This work addresses the limitation of traditional Ising/QUBO models, which only support total assignments and thus cannot directly encode short conjunctions over subsets of variables—i.e., partial assignments—central to SAT solving. The paper introduces, for the first time, a notion of “don’t-care” semantics and proposes an Ising/QUBO encoding framework that accommodates partial assignments. This is achieved by representing unassigned variables via bipolar encoding, incorporating quadratic penalty functions combined with objective fine-tuning to contract and project conjunctions, and employing a polarity-freezing strategy to guide the optimization process. Experimental results on random 3-SAT and non-CNF instances demonstrate that the approach can satisfy formulas while leaving approximately one-third of variables unassigned, and, with high probability, yields minimal or minimum-cardinality conjunctions through successive rounds of continuous freezing.

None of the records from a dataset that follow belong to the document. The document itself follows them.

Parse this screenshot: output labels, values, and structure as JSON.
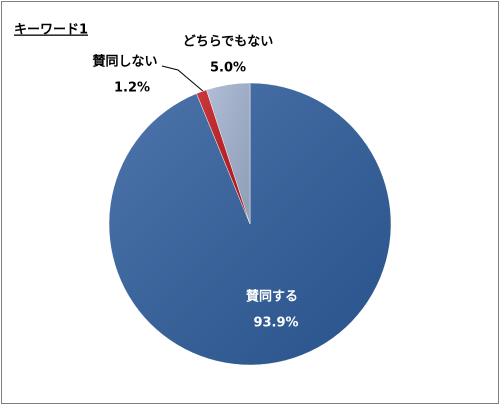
{
  "chart_data": {
    "type": "pie",
    "title": "キーワード1",
    "categories": [
      "賛同する",
      "賛同しない",
      "どちらでもない"
    ],
    "values": [
      93.9,
      1.2,
      5.0
    ],
    "value_labels": [
      "93.9%",
      "1.2%",
      "5.0%"
    ],
    "colors": [
      "#2f5e9e",
      "#c0161c",
      "#a3b3d0"
    ]
  }
}
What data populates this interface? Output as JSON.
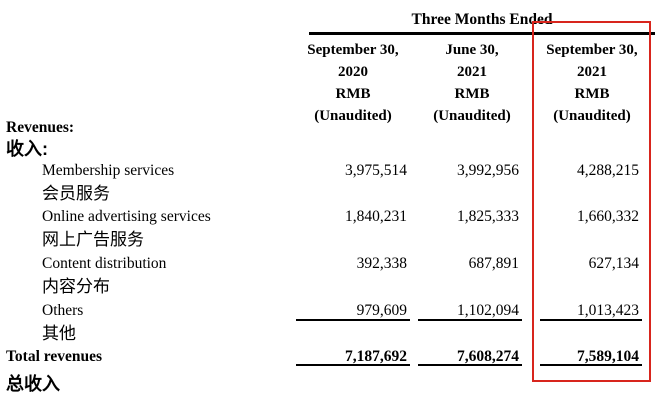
{
  "table": {
    "title": "Three Months Ended",
    "columns": [
      {
        "line1": "September 30,",
        "line2": "2020",
        "line3": "RMB",
        "line4": "(Unaudited)"
      },
      {
        "line1": "June 30,",
        "line2": "2021",
        "line3": "RMB",
        "line4": "(Unaudited)"
      },
      {
        "line1": "September 30,",
        "line2": "2021",
        "line3": "RMB",
        "line4": "(Unaudited)"
      }
    ],
    "section": {
      "en": "Revenues:",
      "zh": "收入:"
    },
    "rows": [
      {
        "en": "Membership services",
        "zh": "会员服务",
        "values": [
          "3,975,514",
          "3,992,956",
          "4,288,215"
        ]
      },
      {
        "en": "Online advertising services",
        "zh": "网上广告服务",
        "values": [
          "1,840,231",
          "1,825,333",
          "1,660,332"
        ]
      },
      {
        "en": "Content distribution",
        "zh": "内容分布",
        "values": [
          "392,338",
          "687,891",
          "627,134"
        ]
      },
      {
        "en": "Others",
        "zh": "其他",
        "values": [
          "979,609",
          "1,102,094",
          "1,013,423"
        ]
      }
    ],
    "total": {
      "en": "Total revenues",
      "zh": "总收入",
      "values": [
        "7,187,692",
        "7,608,274",
        "7,589,104"
      ]
    }
  },
  "annotation": {
    "highlight_color": "#d8251d",
    "highlighted_column": "September 30, 2021"
  }
}
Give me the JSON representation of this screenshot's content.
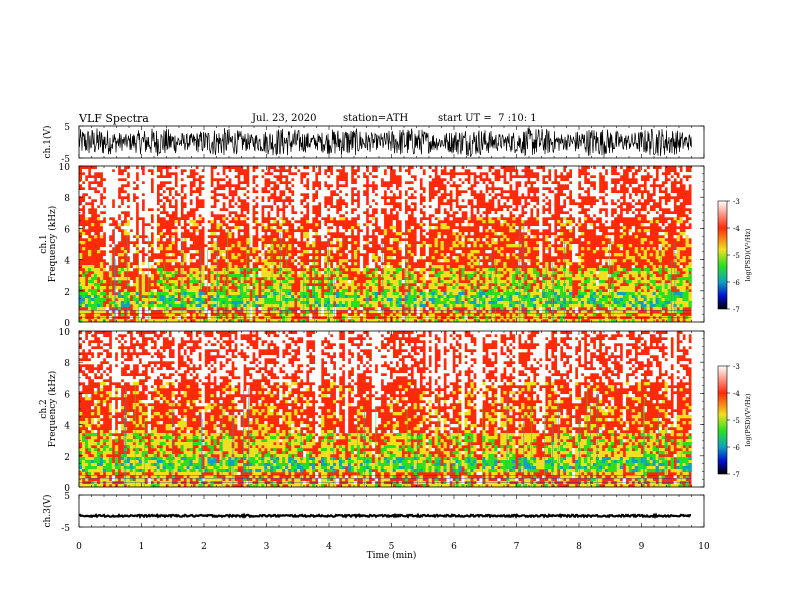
{
  "header": {
    "title": "VLF Spectra",
    "date": "Jul. 23, 2020",
    "station": "station=ATH",
    "start": "start UT =  7 :10: 1"
  },
  "chart_data": [
    {
      "type": "line",
      "panel": "ch1-waveform",
      "ylabel": "ch.1(V)",
      "ylim": [
        -5,
        5
      ],
      "yticks": [
        "5",
        "-5"
      ],
      "xlim": [
        0,
        10
      ],
      "note_amplitude_range": [
        -4.5,
        4.5
      ]
    },
    {
      "type": "heatmap",
      "panel": "ch1-spectrogram",
      "ylabel": "ch.1\nFrequency (kHz)",
      "ylim": [
        0,
        10
      ],
      "yticks": [
        "10",
        "8",
        "6",
        "4",
        "2",
        "0"
      ],
      "xlim": [
        0,
        10
      ],
      "colorbar": {
        "label": "log(PSD)(V²/Hz)",
        "range": [
          -7,
          -3
        ],
        "ticks": [
          "-3",
          "-4",
          "-5",
          "-6",
          "-7"
        ],
        "colors": [
          "#ffffff",
          "#ff2a0a",
          "#f0e020",
          "#28e020",
          "#10a0c0",
          "#0010d0",
          "#000000"
        ]
      }
    },
    {
      "type": "heatmap",
      "panel": "ch2-spectrogram",
      "ylabel": "ch.2\nFrequency (kHz)",
      "ylim": [
        0,
        10
      ],
      "yticks": [
        "10",
        "8",
        "6",
        "4",
        "2",
        "0"
      ],
      "xlim": [
        0,
        10
      ],
      "colorbar": {
        "label": "log(PSD)(V²/Hz)",
        "range": [
          -7,
          -3
        ],
        "ticks": [
          "-3",
          "-4",
          "-5",
          "-6",
          "-7"
        ],
        "colors": [
          "#ffffff",
          "#ff2a0a",
          "#f0e020",
          "#28e020",
          "#10a0c0",
          "#0010d0",
          "#000000"
        ]
      }
    },
    {
      "type": "line",
      "panel": "ch3-waveform",
      "ylabel": "ch.3(V)",
      "ylim": [
        -5,
        5
      ],
      "yticks": [
        "5",
        "-5"
      ],
      "xlim": [
        0,
        10
      ],
      "xlabel": "Time (min)",
      "xticks": [
        "0",
        "1",
        "2",
        "3",
        "4",
        "5",
        "6",
        "7",
        "8",
        "9",
        "10"
      ],
      "note_level": -1.5,
      "data_end_min": 9.8
    }
  ]
}
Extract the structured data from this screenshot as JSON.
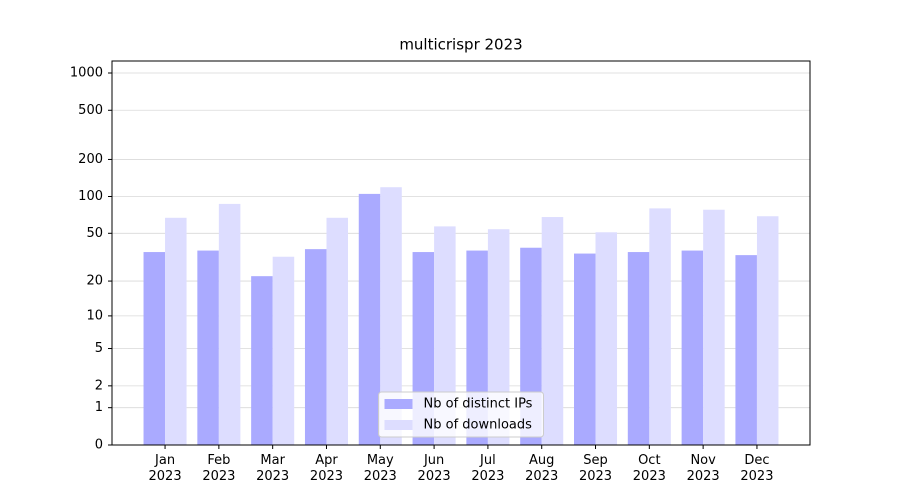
{
  "chart_data": {
    "type": "bar",
    "title": "multicrispr 2023",
    "categories": [
      "Jan\n2023",
      "Feb\n2023",
      "Mar\n2023",
      "Apr\n2023",
      "May\n2023",
      "Jun\n2023",
      "Jul\n2023",
      "Aug\n2023",
      "Sep\n2023",
      "Oct\n2023",
      "Nov\n2023",
      "Dec\n2023"
    ],
    "series": [
      {
        "name": "Nb of distinct IPs",
        "color": "#aaaaff",
        "values": [
          35,
          36,
          22,
          37,
          105,
          35,
          36,
          38,
          34,
          35,
          36,
          33
        ]
      },
      {
        "name": "Nb of downloads",
        "color": "#ddddff",
        "values": [
          67,
          87,
          32,
          67,
          119,
          57,
          54,
          68,
          51,
          80,
          78,
          69
        ]
      }
    ],
    "yscale": "log1p",
    "ylim": [
      0,
      1250
    ],
    "yticks": [
      0,
      1,
      2,
      5,
      10,
      20,
      50,
      100,
      200,
      500,
      1000
    ],
    "grid": true,
    "legend": "lower center"
  }
}
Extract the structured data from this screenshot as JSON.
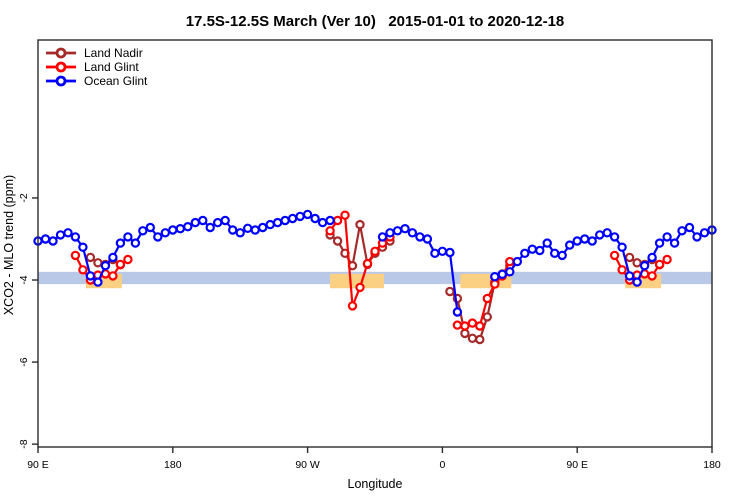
{
  "title": "17.5S-12.5S March (Ver 10)   2015-01-01 to 2020-12-18",
  "legend": {
    "items": [
      {
        "label": "Land Nadir",
        "color": "#A52A2A"
      },
      {
        "label": "Land Glint",
        "color": "#FF0000"
      },
      {
        "label": "Ocean Glint",
        "color": "#0000FF"
      }
    ]
  },
  "axes": {
    "x": {
      "label": "Longitude",
      "range": [
        90,
        540
      ],
      "ticks": [
        {
          "pos": 90,
          "label": "90 E"
        },
        {
          "pos": 180,
          "label": "180"
        },
        {
          "pos": 270,
          "label": "90 W"
        },
        {
          "pos": 360,
          "label": "0"
        },
        {
          "pos": 450,
          "label": "90 E"
        },
        {
          "pos": 540,
          "label": "180"
        }
      ]
    },
    "y": {
      "label": "XCO2 - MLO trend (ppm)",
      "range": [
        -8.07,
        1.85
      ],
      "ticks": [
        {
          "pos": -2,
          "label": "-2"
        },
        {
          "pos": -4,
          "label": "-4"
        },
        {
          "pos": -6,
          "label": "-6"
        },
        {
          "pos": -8,
          "label": "-8"
        }
      ]
    }
  },
  "chart_data": {
    "type": "line",
    "x_axis_note": "longitude unwrapped eastward from 90E; axis labels repeat 90E..180 at both ends",
    "marker": "open-circle",
    "series": [
      {
        "name": "Land Nadir",
        "color": "#A52A2A",
        "segments": [
          [
            [
              125,
              -3.45
            ],
            [
              130,
              -3.58
            ],
            [
              135,
              -3.62
            ],
            [
              140,
              -3.5
            ],
            [
              145,
              -3.63
            ]
          ],
          [
            [
              285,
              -2.9
            ],
            [
              290,
              -3.05
            ],
            [
              295,
              -3.35
            ],
            [
              300,
              -3.65
            ],
            [
              305,
              -2.65
            ],
            [
              310,
              -3.62
            ],
            [
              315,
              -3.35
            ],
            [
              320,
              -3.2
            ],
            [
              325,
              -3.05
            ]
          ],
          [
            [
              365,
              -4.28
            ],
            [
              370,
              -4.45
            ],
            [
              375,
              -5.3
            ],
            [
              380,
              -5.42
            ],
            [
              385,
              -5.45
            ],
            [
              390,
              -4.9
            ],
            [
              395,
              -4.05
            ],
            [
              400,
              -3.85
            ],
            [
              405,
              -3.65
            ]
          ],
          [
            [
              485,
              -3.45
            ],
            [
              490,
              -3.58
            ],
            [
              495,
              -3.62
            ],
            [
              500,
              -3.5
            ],
            [
              505,
              -3.63
            ]
          ]
        ]
      },
      {
        "name": "Land Glint",
        "color": "#FF0000",
        "segments": [
          [
            [
              115,
              -3.4
            ],
            [
              120,
              -3.75
            ],
            [
              125,
              -4.0
            ],
            [
              130,
              -3.88
            ],
            [
              135,
              -3.85
            ],
            [
              140,
              -3.9
            ],
            [
              145,
              -3.62
            ],
            [
              150,
              -3.5
            ]
          ],
          [
            [
              285,
              -2.8
            ],
            [
              290,
              -2.55
            ],
            [
              295,
              -2.42
            ],
            [
              300,
              -4.63
            ],
            [
              305,
              -4.18
            ],
            [
              310,
              -3.6
            ],
            [
              315,
              -3.3
            ],
            [
              320,
              -3.1
            ],
            [
              325,
              -2.95
            ]
          ],
          [
            [
              370,
              -5.1
            ],
            [
              375,
              -5.12
            ],
            [
              380,
              -5.05
            ],
            [
              385,
              -5.12
            ],
            [
              390,
              -4.45
            ],
            [
              395,
              -4.1
            ],
            [
              400,
              -3.9
            ],
            [
              405,
              -3.55
            ]
          ],
          [
            [
              475,
              -3.4
            ],
            [
              480,
              -3.75
            ],
            [
              485,
              -4.0
            ],
            [
              490,
              -3.88
            ],
            [
              495,
              -3.85
            ],
            [
              500,
              -3.9
            ],
            [
              505,
              -3.62
            ],
            [
              510,
              -3.5
            ]
          ]
        ]
      },
      {
        "name": "Ocean Glint",
        "color": "#0000FF",
        "segments": [
          [
            [
              90,
              -3.05
            ],
            [
              95,
              -3.0
            ],
            [
              100,
              -3.05
            ],
            [
              105,
              -2.9
            ],
            [
              110,
              -2.85
            ],
            [
              115,
              -2.95
            ],
            [
              120,
              -3.2
            ],
            [
              125,
              -3.9
            ],
            [
              130,
              -4.05
            ],
            [
              135,
              -3.65
            ],
            [
              140,
              -3.45
            ],
            [
              145,
              -3.1
            ],
            [
              150,
              -2.95
            ],
            [
              155,
              -3.1
            ],
            [
              160,
              -2.8
            ],
            [
              165,
              -2.72
            ],
            [
              170,
              -2.95
            ],
            [
              175,
              -2.85
            ],
            [
              180,
              -2.78
            ],
            [
              185,
              -2.75
            ],
            [
              190,
              -2.7
            ],
            [
              195,
              -2.6
            ],
            [
              200,
              -2.55
            ],
            [
              205,
              -2.72
            ],
            [
              210,
              -2.6
            ],
            [
              215,
              -2.55
            ],
            [
              220,
              -2.78
            ],
            [
              225,
              -2.85
            ],
            [
              230,
              -2.74
            ],
            [
              235,
              -2.78
            ],
            [
              240,
              -2.72
            ],
            [
              245,
              -2.65
            ],
            [
              250,
              -2.6
            ],
            [
              255,
              -2.55
            ],
            [
              260,
              -2.5
            ],
            [
              265,
              -2.45
            ],
            [
              270,
              -2.4
            ],
            [
              275,
              -2.5
            ],
            [
              280,
              -2.6
            ],
            [
              285,
              -2.55
            ]
          ],
          [
            [
              320,
              -2.95
            ],
            [
              325,
              -2.85
            ],
            [
              330,
              -2.8
            ],
            [
              335,
              -2.75
            ],
            [
              340,
              -2.85
            ],
            [
              345,
              -2.95
            ],
            [
              350,
              -3.0
            ],
            [
              355,
              -3.35
            ],
            [
              360,
              -3.3
            ],
            [
              365,
              -3.33
            ],
            [
              370,
              -4.78
            ]
          ],
          [
            [
              395,
              -3.92
            ],
            [
              400,
              -3.86
            ],
            [
              405,
              -3.8
            ],
            [
              410,
              -3.55
            ],
            [
              415,
              -3.35
            ],
            [
              420,
              -3.25
            ],
            [
              425,
              -3.28
            ],
            [
              430,
              -3.1
            ],
            [
              435,
              -3.35
            ],
            [
              440,
              -3.4
            ],
            [
              445,
              -3.15
            ],
            [
              450,
              -3.05
            ],
            [
              455,
              -3.0
            ],
            [
              460,
              -3.05
            ],
            [
              465,
              -2.9
            ],
            [
              470,
              -2.85
            ],
            [
              475,
              -2.95
            ],
            [
              480,
              -3.2
            ],
            [
              485,
              -3.9
            ],
            [
              490,
              -4.05
            ],
            [
              495,
              -3.65
            ],
            [
              500,
              -3.45
            ],
            [
              505,
              -3.1
            ],
            [
              510,
              -2.95
            ],
            [
              515,
              -3.1
            ],
            [
              520,
              -2.8
            ],
            [
              525,
              -2.72
            ],
            [
              530,
              -2.95
            ],
            [
              535,
              -2.85
            ],
            [
              540,
              -2.78
            ]
          ]
        ]
      }
    ],
    "bands": {
      "reference_band": {
        "x_from": 90,
        "x_to": 540,
        "y_from": -3.8,
        "y_to": -4.1,
        "color": "#b9c8e6"
      },
      "land_band": {
        "y_from": -3.85,
        "y_to": -4.2,
        "color": "#fbd083",
        "segments": [
          {
            "x_from": 122,
            "x_to": 146
          },
          {
            "x_from": 285,
            "x_to": 321
          },
          {
            "x_from": 372,
            "x_to": 406
          },
          {
            "x_from": 482,
            "x_to": 506
          }
        ]
      }
    }
  }
}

Many reasoning tasks require short partial satisfying assignments (implicants), sometimes focusing on a set of important variables. SAT-to-Ising-QUBO formulations are implicitly designed so that ground states correspond to total assignments, since the Ising/QUBO model assigns a value to every spin and has no native representation of unassigned variables. We introduce an Ising/QUBO framework that incorporates "don't-care" semantics into the quadratic model via a dual-polarity representation, enabling the retrieval of short implicants. The encoding supports implicant shrinking and projection through minor objective modifications. We provide parameter regimes under which ground states correspond to short partial satisfying assignments, achieving minimality and, when the quadratic penalty function permits, minimum-cardinality. We empirically evaluate the encoding with simulated annealing on random 3-SAT enumeration benchmarks and non-CNF formulas, showing that it leaves about one-third of variables unassigned on random 3-SAT formulas while preserving satisfiability, and that consecutive polarity-freezing rounds achieve minimality (and minimum-cardinality) with high probability.